1999 Family Vacation Guide, Alaska, One Humongous Zoo
Way to Go
Plastic totem poles and other clutter from Asian factories fill many Alaskan gift stores, while the authentic Inuit art is sold primarily in expensive galleries. Here are a few finds from in between those extremes
— truly Alaskan but inexpensive enough to buy just for fun at a craft fair.
- Eskimo Yo-Yos: Mastering this traditional native toy is a challenge: Holding a tab on a string midway between two cloth or skin bags, swing the bags in circles in opposite directions. Common at gift stores and craft fairs.

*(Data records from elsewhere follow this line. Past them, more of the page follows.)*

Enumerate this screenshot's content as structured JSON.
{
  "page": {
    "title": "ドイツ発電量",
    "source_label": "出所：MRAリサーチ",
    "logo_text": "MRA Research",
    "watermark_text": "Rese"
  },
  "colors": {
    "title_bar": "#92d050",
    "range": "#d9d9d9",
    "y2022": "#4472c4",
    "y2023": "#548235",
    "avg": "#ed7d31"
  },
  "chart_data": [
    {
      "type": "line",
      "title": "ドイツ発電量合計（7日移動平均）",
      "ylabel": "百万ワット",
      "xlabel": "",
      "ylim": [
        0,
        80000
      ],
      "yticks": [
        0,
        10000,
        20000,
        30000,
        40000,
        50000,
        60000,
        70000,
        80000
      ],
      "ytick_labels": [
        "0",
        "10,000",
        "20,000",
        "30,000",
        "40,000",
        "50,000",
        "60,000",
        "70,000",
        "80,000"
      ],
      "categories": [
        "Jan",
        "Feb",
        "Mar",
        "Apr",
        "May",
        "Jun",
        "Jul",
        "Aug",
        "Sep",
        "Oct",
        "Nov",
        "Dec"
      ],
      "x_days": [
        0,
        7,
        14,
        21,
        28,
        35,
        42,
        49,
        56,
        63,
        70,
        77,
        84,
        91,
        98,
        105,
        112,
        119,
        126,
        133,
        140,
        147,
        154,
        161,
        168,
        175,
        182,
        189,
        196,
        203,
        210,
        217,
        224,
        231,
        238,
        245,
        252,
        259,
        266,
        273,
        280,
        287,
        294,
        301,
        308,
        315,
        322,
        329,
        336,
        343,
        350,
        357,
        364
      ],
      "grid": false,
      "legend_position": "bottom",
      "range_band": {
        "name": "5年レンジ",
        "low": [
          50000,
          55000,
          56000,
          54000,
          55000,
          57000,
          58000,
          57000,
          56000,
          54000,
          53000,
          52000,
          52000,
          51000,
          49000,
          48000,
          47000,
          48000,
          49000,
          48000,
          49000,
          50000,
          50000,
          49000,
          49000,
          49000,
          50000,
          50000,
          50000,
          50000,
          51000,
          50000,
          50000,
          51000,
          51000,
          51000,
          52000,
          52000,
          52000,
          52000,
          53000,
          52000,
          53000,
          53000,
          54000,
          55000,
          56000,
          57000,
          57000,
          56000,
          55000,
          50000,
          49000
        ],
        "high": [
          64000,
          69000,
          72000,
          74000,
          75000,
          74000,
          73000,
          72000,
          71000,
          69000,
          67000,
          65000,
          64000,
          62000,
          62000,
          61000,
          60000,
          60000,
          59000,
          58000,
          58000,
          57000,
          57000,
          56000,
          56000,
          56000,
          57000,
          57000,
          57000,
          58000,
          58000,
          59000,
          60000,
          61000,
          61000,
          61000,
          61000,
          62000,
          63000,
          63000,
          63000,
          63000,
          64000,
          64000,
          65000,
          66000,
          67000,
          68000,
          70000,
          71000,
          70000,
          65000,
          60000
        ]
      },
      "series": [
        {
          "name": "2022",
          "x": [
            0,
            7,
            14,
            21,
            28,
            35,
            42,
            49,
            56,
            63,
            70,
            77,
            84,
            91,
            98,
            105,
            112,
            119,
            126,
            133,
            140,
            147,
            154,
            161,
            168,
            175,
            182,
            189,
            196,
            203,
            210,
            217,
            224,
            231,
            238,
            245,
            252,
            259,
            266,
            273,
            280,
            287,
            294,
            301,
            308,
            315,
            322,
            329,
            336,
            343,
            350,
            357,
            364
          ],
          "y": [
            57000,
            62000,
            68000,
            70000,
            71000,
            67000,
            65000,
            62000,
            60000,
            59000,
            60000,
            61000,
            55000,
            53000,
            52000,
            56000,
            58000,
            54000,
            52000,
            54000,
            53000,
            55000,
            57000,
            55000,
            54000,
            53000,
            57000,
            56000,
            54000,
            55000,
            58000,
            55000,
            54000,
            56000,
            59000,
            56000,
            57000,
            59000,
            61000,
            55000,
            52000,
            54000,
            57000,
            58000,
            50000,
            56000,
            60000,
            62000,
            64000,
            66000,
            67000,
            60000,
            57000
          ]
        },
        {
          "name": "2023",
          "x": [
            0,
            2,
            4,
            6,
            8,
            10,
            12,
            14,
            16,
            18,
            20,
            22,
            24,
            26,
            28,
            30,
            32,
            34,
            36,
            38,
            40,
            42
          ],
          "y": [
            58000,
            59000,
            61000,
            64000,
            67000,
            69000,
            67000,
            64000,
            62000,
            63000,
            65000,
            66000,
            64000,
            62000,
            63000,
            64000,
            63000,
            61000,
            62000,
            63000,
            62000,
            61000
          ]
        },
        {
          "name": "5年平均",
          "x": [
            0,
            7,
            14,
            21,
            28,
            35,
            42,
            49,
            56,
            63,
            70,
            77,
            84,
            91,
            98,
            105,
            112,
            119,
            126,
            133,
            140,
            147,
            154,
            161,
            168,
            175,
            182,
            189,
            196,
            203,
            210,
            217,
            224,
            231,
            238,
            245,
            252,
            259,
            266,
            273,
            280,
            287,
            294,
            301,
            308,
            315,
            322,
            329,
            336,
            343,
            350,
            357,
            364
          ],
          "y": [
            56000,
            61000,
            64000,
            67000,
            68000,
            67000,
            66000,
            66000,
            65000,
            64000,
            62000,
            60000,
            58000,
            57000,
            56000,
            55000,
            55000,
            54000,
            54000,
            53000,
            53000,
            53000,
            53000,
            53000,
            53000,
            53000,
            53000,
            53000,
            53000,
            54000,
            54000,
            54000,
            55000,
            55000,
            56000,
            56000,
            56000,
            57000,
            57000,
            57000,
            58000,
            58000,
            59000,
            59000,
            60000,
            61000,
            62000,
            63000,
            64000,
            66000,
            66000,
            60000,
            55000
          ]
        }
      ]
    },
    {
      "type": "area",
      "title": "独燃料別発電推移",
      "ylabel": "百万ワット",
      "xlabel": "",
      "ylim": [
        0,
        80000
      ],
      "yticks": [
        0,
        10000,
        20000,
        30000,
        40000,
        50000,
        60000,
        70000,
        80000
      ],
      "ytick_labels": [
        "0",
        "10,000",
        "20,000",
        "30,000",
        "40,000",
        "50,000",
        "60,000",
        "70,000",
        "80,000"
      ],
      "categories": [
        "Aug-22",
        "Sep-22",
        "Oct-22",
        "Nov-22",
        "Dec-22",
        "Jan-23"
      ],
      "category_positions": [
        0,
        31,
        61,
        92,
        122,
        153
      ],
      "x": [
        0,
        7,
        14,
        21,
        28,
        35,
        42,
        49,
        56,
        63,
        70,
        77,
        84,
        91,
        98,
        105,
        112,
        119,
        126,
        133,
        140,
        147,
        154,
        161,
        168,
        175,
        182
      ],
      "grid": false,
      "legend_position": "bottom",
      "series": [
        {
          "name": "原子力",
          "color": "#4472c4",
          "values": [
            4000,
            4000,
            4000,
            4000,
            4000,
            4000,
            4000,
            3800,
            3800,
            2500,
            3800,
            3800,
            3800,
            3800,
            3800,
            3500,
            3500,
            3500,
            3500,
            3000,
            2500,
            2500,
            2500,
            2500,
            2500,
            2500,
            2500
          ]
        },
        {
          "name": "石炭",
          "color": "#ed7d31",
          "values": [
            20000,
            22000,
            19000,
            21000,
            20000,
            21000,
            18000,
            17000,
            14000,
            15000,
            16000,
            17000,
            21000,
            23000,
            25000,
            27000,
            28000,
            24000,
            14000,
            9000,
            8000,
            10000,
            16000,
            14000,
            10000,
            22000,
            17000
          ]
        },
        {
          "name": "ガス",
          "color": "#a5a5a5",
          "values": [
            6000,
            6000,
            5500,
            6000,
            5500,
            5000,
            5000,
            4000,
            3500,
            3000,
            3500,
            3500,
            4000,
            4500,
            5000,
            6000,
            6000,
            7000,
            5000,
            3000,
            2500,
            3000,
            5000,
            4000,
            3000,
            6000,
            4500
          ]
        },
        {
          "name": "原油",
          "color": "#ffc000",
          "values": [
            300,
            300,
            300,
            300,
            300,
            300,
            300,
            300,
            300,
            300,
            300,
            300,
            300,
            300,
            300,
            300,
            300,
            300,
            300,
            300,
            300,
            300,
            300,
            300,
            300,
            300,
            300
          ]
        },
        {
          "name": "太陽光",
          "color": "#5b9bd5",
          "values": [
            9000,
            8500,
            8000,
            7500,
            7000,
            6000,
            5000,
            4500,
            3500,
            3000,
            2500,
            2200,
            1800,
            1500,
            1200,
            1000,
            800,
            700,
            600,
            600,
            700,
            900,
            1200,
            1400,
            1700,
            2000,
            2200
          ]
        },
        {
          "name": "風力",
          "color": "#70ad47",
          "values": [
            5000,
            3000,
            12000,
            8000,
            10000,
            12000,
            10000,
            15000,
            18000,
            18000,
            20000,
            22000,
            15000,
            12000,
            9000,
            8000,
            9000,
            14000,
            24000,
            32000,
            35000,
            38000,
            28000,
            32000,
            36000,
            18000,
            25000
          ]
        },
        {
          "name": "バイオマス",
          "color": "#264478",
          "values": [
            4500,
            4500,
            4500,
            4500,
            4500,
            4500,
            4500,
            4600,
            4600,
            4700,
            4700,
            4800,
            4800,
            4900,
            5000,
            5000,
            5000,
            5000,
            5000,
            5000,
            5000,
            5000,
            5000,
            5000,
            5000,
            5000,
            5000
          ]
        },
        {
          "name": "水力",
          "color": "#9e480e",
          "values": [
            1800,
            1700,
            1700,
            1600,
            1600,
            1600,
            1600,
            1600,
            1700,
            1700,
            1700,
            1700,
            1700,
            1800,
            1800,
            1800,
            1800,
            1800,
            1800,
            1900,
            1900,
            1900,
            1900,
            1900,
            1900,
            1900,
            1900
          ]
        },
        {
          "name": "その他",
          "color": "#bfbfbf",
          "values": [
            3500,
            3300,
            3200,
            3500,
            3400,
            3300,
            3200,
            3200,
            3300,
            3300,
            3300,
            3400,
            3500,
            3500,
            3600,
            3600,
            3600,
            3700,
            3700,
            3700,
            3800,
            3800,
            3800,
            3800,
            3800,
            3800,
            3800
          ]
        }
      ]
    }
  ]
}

- Moose-Nugget Jewelry: Moose tend to carpet Alaska's hiking trails with their marble-sized droppings, producing an unlimited natural resource for entrepreneurs who create necklaces, earrings, even swizzle sticks made of the stuff. Don't ask why (Grizzly's Gifts, Anchorage; $2.50-$15; 800-770-4343).
- Outhouse and Cache House Models: Hank Baldwin's hobby is making kits and models of a log outhouse and a cache house — a cabin on stilts used to store food away from bears. Similar crafts are common at Anchorage's summertime Saturday Market (Once in a Blue Moose, Anchorage; $10-$24; 888-490-1898).
- Real Fur Stuffed Animals: Inupiat craftswomen sometimes make inexpensive toys from scraps left over from making parkas and mukluks. One common item at craft fairs in Barrow, Kotzebue, and Nome are seals made of real sealskin ($7.50-$30).
- Bear Bells: Basic safety equipment for Alaska hikers, the bell ties to a backpack with a piece of leather, alerting bears that you're on the trail and thus preventing dangerous surprises (Alaska Mountaineering and Hiking, Anchorage; $8.50; 907-272-1811).